Понятно, что после того, как первый консул изложил свою позицию столь решительным образом, никто не осмелился противоречить ему.

Консул Лебрен только неуверенно предположил, какой эффект произведет эта расправа в Европе. Камбасерес, почти онемевший от свирепых речей, попытался было робко заговорить о милосердии. Но Бонапарт лишь заметил на это:

— Что ж, я понимаю: ваши слова продиктованы привязанностью ко мне, и я вам благодарен. Но я не могу безропотно позволить убить себя. Я заставлю этих людей дрожать от страха и научу их смирению.

Чувство, охватившее в этот момент Бонапарта, было не сожалением, не негодованием, а желанием дать Франции понять, что кровь Бурбонов, священная для его сторонников, более не священна ни для него, ни для любого другого республиканца.

— Так каким же будет ваше решение в конце концов? — спросил Камбасерес.

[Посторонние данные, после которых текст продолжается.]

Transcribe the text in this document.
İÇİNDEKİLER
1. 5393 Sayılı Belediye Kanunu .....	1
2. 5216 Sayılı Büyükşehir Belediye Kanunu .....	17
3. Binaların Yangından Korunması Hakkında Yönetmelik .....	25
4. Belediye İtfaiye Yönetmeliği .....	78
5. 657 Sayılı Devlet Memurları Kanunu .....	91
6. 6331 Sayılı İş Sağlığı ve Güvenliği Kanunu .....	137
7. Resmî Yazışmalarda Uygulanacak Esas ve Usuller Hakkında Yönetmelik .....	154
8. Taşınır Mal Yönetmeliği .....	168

— Решение простое, — ответил Бонапарт, — арестовать герцога Энгиенского и покончить с ним.

Все были согласны, только один Камбасерес еще осмеливался сомневаться.

Итак, совет принял решение, и Бонапарт, уже не отвечающий за него единолично, пригласил ожидавших полковников Орденера и Коленкура.

Было восемь вечера. Бонапарт опасался, что станет раскаиваться, поэтому он приказал обоим полковникам, которым за выполнение их миссии были обещаны генеральские звания, отправиться тотчас же.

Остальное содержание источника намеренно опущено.